Traditional Linpan settlements consist of a collection of buildings that form mismatched courtyards and in-between spaces, connected by greenery and bamboo trees. Our proposed hotel seeks to enhance this unique spatial condition by connecting the surrounding existing buildings into a single complex, integrating the surrounding landscape with the architecture through gardens and courtyards.
The main approach to the hotel is from the north, where visitors are lead over a water feature through to a generous open lawn. The hotel entrance is clearly marked by cantilevering the new structure over the old Linpan house, which accommodates the hotel reception and restaurant. A central courtyard is formed by the new structure, where tables and chairs spill out to support outdoor dining and gatherings. From the reception, a central stair leads visitors up to the guest rooms, which are distributed throughout the long two-storey bar that connects the existing houses. To the southeast, two terrace houses connect between the new bar and the existing houses, which can be rented out as villas.
As a result of bridging between new and old buildings, new courtyards are formed, allowing visitors to enjoy the scenic landscape. In one of the larger courtyards, a pavilion is introduced surrounded by a bamboo grove similar to the bamboo trees planted around a Linpan house, creating a pleasant microclimate and wind shield. New terraces are created that stretch into the courtyards offering spaces to rest, talk, dine and play mahjong to emphasize the traditional role of the courtyard as the heart of social activities.

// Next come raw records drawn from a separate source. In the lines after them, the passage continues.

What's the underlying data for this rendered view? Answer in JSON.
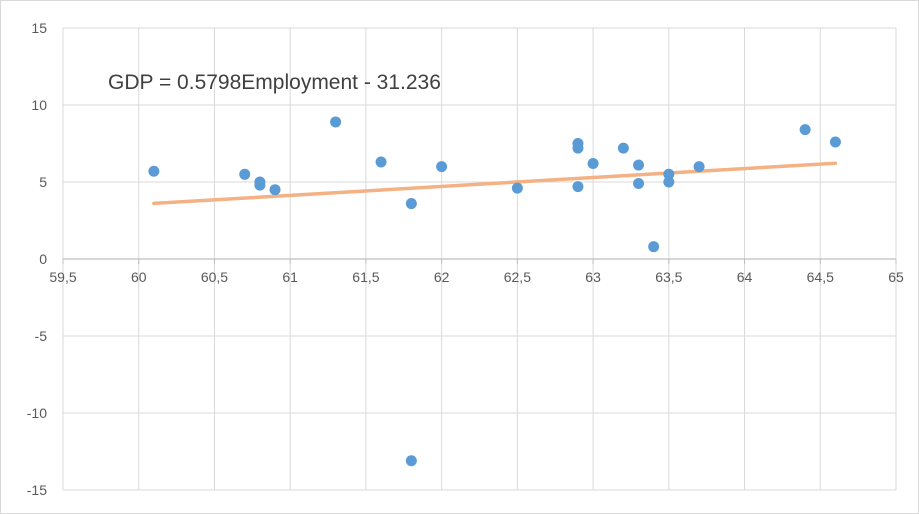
{
  "chart_data": {
    "type": "scatter",
    "title": "",
    "xlabel": "",
    "ylabel": "",
    "xlim": [
      59.5,
      65
    ],
    "ylim": [
      -15,
      15
    ],
    "x_ticks": [
      59.5,
      60,
      60.5,
      61,
      61.5,
      62,
      62.5,
      63,
      63.5,
      64,
      64.5,
      65
    ],
    "x_tick_labels": [
      "59,5",
      "60",
      "60,5",
      "61",
      "61,5",
      "62",
      "62,5",
      "63",
      "63,5",
      "64",
      "64,5",
      "65"
    ],
    "y_ticks": [
      15,
      10,
      5,
      0,
      -5,
      -10,
      -15
    ],
    "y_tick_labels": [
      "15",
      "10",
      "5",
      "0",
      "-5",
      "-10",
      "-15"
    ],
    "grid": "vertical and horizontal",
    "points": [
      {
        "x": 60.1,
        "y": 5.7
      },
      {
        "x": 60.7,
        "y": 5.5
      },
      {
        "x": 60.8,
        "y": 5.0
      },
      {
        "x": 60.8,
        "y": 4.8
      },
      {
        "x": 60.9,
        "y": 4.5
      },
      {
        "x": 61.3,
        "y": 8.9
      },
      {
        "x": 61.6,
        "y": 6.3
      },
      {
        "x": 61.8,
        "y": 3.6
      },
      {
        "x": 61.8,
        "y": -13.1
      },
      {
        "x": 62.0,
        "y": 6.0
      },
      {
        "x": 62.5,
        "y": 4.6
      },
      {
        "x": 62.9,
        "y": 7.5
      },
      {
        "x": 62.9,
        "y": 7.2
      },
      {
        "x": 62.9,
        "y": 4.7
      },
      {
        "x": 63.0,
        "y": 6.2
      },
      {
        "x": 63.2,
        "y": 7.2
      },
      {
        "x": 63.3,
        "y": 6.1
      },
      {
        "x": 63.3,
        "y": 4.9
      },
      {
        "x": 63.4,
        "y": 0.8
      },
      {
        "x": 63.5,
        "y": 5.5
      },
      {
        "x": 63.5,
        "y": 5.0
      },
      {
        "x": 63.7,
        "y": 6.0
      },
      {
        "x": 64.4,
        "y": 8.4
      },
      {
        "x": 64.6,
        "y": 7.6
      }
    ],
    "trendline": {
      "slope": 0.5798,
      "intercept": -31.236,
      "x_start": 60.1,
      "x_end": 64.6
    },
    "annotation": "GDP = 0.5798Employment - 31.236",
    "colors": {
      "points": "#5b9bd5",
      "trendline": "#f4b183",
      "grid": "#d9d9d9",
      "axis": "#bfbfbf",
      "text": "#595959"
    }
  }
}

Steel trusses are used both as the load-bearing structure of the walls as well as the pitched roof, making a clear distinction between the old and the new. The difference is further emphasized by the use of a U-channel frosted glass façade. At night, the new volumes stand out as more extroverted, glowing with lights inside in contrast to the solidity of the traditional Linpan houses. Punctured openings in the façade create moments of clear views over the surrounding landscape. DenimX, a sustainable material made from obsolete jeans, is used in furniture and lamps, where flashes of its recognizable denim blue can be seen throughout the space.